Splitting chairs

十月 20, 2016

On 12 October, Sir John Kingman appeared before the Science and Technology Committee to be questioned on the role of the interim chair of UK Research and Innovation, a post to which he had been appointed by George Osborne. “For such an important reform agenda, having a chair in post quickly will be extremely important to drive forward the new landscape,” wrote Jo Johnson of the chair of the committee on 16 May. Sir John was accompanied by Rebecca Endean, director of research and innovation transformation in the Department for Business, Energy and Industrial Strategy. He explained that he was not a scientist but a Treasury civil servant. So the shaping of the UKRI in the key period until a permanent chair takes over from April 2018 seems likely to be under close government direction.

The same sense of urgency does not seem to attach to the appointment of even an interim chair for the Office for Students. The meetings of the Public Bills Committee considering amendments to the Higher Education and Research Bill continued on 11 and 13 October after the break for party conferences. There was much discussion of the need for better clarity about what OfS was to look like and how it was to operate. During these deliberations, Jo Johnson said: “We want to preserve all the quality people who are doing good work at [the Higher Education Funding Council for England], so I hope that the transition will be fluid and that there will not be discontinuities that will disrupt the operation of the [teaching excellence framework] under Hefce and the operation of the TEF under the OfS. To a great extent, the very same people will be involved.”

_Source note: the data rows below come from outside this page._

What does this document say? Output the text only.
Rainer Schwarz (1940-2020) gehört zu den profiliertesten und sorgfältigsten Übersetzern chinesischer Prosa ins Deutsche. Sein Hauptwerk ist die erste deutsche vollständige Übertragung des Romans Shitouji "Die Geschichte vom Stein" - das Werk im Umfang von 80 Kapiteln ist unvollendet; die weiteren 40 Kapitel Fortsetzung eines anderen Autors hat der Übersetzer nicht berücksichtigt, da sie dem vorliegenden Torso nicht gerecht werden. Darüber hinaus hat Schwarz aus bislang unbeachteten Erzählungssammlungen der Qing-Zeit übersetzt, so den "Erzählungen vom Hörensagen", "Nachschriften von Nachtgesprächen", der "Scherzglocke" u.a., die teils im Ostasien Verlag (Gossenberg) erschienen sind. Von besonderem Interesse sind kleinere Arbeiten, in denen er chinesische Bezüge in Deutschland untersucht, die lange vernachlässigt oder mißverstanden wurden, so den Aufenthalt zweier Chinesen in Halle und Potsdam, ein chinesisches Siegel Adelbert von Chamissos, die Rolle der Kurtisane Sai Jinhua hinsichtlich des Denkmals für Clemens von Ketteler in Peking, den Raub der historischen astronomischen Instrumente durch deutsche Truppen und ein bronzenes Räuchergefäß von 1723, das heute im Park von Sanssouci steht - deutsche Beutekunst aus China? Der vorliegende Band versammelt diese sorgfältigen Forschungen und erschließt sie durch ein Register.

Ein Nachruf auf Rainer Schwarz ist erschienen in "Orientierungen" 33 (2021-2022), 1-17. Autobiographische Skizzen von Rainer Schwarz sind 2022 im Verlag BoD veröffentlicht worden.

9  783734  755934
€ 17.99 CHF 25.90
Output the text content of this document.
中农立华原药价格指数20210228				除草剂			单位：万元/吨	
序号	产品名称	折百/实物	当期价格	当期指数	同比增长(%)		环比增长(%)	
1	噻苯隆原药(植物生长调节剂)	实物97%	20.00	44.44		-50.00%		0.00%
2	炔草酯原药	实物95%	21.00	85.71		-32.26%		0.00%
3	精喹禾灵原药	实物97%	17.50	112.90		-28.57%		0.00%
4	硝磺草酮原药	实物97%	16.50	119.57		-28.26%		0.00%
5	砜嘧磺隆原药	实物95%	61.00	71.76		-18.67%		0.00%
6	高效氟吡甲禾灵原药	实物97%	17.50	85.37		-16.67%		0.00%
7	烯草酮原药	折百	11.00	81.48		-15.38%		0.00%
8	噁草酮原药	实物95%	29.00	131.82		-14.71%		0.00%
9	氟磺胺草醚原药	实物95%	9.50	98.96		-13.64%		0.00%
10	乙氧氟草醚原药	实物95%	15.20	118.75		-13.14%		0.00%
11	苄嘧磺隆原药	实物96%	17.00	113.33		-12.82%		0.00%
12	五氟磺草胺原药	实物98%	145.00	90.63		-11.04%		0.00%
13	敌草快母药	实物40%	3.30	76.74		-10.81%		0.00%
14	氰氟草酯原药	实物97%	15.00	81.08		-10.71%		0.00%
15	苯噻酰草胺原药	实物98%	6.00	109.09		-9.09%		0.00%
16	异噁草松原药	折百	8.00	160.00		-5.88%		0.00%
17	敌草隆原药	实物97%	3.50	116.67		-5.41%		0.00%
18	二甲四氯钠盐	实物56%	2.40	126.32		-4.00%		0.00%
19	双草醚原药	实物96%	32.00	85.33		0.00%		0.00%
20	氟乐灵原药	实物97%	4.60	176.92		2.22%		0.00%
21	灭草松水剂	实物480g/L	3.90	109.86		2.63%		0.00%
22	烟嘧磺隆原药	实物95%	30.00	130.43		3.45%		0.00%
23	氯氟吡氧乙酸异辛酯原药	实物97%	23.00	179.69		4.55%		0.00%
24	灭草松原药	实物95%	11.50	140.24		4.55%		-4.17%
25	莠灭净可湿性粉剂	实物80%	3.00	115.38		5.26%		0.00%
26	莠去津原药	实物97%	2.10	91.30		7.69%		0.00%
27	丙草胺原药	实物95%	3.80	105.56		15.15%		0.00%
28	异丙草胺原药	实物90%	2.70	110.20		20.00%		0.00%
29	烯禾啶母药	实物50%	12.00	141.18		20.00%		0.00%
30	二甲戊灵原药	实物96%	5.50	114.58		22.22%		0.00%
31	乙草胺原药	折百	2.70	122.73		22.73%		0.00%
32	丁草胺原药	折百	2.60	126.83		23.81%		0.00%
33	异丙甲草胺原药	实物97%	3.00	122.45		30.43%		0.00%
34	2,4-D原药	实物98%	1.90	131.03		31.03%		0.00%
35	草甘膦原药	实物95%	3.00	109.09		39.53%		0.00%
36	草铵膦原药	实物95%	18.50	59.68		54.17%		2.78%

It would be disturbing if the OfS proved to be Hefce by another name but with vastly greater powers and without that “buffer” role that has kept the funding council fundamentally independent of government.

There is a third appointment that is potentially even more important, and one not envisaged at all in the bill. The chair of the Science and Technology Committee wrote to the minister in June, to express a concern about the protection of the “beneficial link between teaching and research in universities”. “Crucially, we will need to know who will have responsibility for ensuring the health of the whole system, from individual disciplines through to our world-leading institutions.”

As things stand, the only candidate appears to be the minister himself, acting on behalf of not one but two secretaries of state.